After the race Hulme was quoted as saying that he was a bit frightened during the opening scratch, feeling it was all too close and a bit dangerous. This is a sad comment, for I would have thought that a scrap between McLaren, Amon, Surtees, Siffert, Stewart, Hill and Hulme would have been terrific fun for all of them. They all know each other’s capabilities, they are all highly skilled, they all know the characteristics of the cars, and they had a clear track ahead of them. After that memorable Monza race in 1957 when Moss, Brooks and Lewis-Evans in Vanwalls battled against Fangio and Behra in Maseratis with no quarter given, some of the outflanking and maneuvring being almost homicidal to watch, Brooks was asked whether it had been dangerous. He said that it had been very satisfying, great fun, and quite safe, because all five drivers knew each other’s racing abilities and they could all trust each other not to do silly things. When you raced like that against men of equal calibre and experience it was the personification of Grand Prix racing. None of them had wanted to be conceded an inch and none of them expected it, they were all pitting all their skill and ability against each other with complete trust and faith in each other. Of the leading bunch in the 1968 Monza race I wonder who was not to be trusted? I could have asked the people concerned, but would probably have got seven different answers, so it is best left alone.
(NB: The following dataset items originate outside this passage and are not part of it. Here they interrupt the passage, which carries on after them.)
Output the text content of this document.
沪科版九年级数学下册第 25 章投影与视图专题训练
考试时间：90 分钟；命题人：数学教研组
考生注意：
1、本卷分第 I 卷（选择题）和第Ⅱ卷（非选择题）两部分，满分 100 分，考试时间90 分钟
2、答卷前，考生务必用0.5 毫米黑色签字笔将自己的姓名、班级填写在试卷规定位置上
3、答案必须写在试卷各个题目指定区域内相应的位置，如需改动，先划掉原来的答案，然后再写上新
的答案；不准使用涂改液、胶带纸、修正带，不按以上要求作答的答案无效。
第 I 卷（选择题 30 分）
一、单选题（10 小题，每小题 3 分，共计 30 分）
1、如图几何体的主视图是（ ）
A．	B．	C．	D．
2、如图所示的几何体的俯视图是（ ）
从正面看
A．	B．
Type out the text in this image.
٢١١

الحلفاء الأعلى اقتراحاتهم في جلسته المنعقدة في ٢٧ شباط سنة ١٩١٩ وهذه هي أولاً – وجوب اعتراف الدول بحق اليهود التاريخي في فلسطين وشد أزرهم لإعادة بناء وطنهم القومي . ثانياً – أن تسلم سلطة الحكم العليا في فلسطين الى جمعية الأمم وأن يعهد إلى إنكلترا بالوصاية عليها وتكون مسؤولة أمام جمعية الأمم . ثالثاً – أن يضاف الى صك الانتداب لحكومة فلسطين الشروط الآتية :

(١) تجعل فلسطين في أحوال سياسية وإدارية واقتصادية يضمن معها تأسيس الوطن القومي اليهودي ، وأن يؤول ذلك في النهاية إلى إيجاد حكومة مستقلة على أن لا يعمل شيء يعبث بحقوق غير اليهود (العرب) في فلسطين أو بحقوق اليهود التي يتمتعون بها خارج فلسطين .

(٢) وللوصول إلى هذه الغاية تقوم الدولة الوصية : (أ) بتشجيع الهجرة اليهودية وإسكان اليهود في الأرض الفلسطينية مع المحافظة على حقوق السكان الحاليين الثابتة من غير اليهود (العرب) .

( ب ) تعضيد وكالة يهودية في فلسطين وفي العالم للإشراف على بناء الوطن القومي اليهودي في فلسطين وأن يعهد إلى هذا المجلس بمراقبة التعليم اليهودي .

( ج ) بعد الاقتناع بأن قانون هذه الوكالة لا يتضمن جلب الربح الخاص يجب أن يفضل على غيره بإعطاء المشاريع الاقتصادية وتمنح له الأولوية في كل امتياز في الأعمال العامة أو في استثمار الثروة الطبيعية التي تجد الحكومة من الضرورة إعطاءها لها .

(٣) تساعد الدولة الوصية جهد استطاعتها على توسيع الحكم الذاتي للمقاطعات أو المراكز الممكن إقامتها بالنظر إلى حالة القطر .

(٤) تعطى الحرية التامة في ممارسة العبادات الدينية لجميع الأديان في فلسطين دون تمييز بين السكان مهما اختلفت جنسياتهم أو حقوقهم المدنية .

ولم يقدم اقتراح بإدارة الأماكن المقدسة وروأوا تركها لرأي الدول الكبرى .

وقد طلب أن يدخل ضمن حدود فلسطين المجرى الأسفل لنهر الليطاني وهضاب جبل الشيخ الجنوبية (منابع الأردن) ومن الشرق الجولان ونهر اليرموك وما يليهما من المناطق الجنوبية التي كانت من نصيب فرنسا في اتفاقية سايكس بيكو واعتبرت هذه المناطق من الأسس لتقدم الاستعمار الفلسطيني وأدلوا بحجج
The start of the Monza race was everything that one could wish to see and in our weekly contemporary Motor for September 14th was a double-page photograph that no Grand Prix enthusiast should fail to see, being taken a bare second after the flag had fallen, showing Surtees and McLaren side-by-side with just a wisp of smoke from the rear tyres, and Amon already lagging with his rear wheels spinning furiously in a long streamer of tyre smoke. As the two leading cars changed into second gear McLaren took the lead and afterwards when I asked him why this was, suggesting that perhaps Surtees had not made a perfect change into second gear, he said it was entirely due to the Lucas r.p.m. limiting device on the Cosworth engine. This is an electrical device which can be preset to any required r.p.m. so that when the engine reaches this figure the ignition impulses fade and the engine slows, whereupon the ignition comes in again. It is not a simple cut-out, for that would be too violent, but it has a similar effect and prevents over-revving (this could be why you do not hear Cosworth-engine drivers talking loosely about “dropped valves”). McLaren’s description of the start was simple; he just flattened the accelerator pedal and kept it there, pulling second gear as he felt the surge of acceleration die away. There was no need to keep an eye on the r.p.m. indicator like Surtees was having to do. The Cosworth V8 engines were set with a top limit of 9,900 r.p.m. and he said “it was marvellous, you just left the tachometer needle bouncing off the top figure, 9900, 9900, 9900, and made a snatch change into second gear”. On a non-limited engine you have to watch the indicator and start changing before the limit is actually reached, otherwise the brief time-lag when putting out the clutch and lifting the accelerator pedal could see the r.p.m. go 500 over the top.

The Monza race came well up to expectations on all counts, with the possible exception that there was not much in the way of new machinery to be seen. As this is the approach of the end of the third season with the 3-litre Formula for Grand Prix racing it is significant, and would indicate that progress has been good and that now the basic designs of 1966 have been really perfected. This view was substantiated by the fact that for the first time for a long while, apart from Ferrari, other teams were prepared to field three cars for a Grand Prix. It does not mean that we have reached stalemate, far from it, for there are new designs already with us and others on the way. Honda have their V8 air-cooled car, B.R.M. still have the four valves-per-cylinder H16 and four-wheel-drive project in hand, which would have been seen by now if they had not been so badly misdirected up the V12 blind alley, the new four-wheel-drive Cosworth Grand Prix car is progressing and Lotus have many new ideas on the way, while Alfa Romeo are beginning to think that their 3-litre V8 engine could be taken more seriously than just an isolated example in one Cooper.

After the Monza race the F.I.A. gathered together representatives from all over the world to discuss the future of motor racing and as far as Grand Prix racing was concerned there seemed to be general agreement that the 3-litre Formula was very satisfactory and had a long life before it, even as far as 1975. While we have nine different makes of car in Grand Prix racing and a wide variety of engines, with more interesting things to come, all is set fair. What we must not do is get complacent and let a doldrum occur in the final years of the Formula as happened in 1959 and 1960.—D. S. J.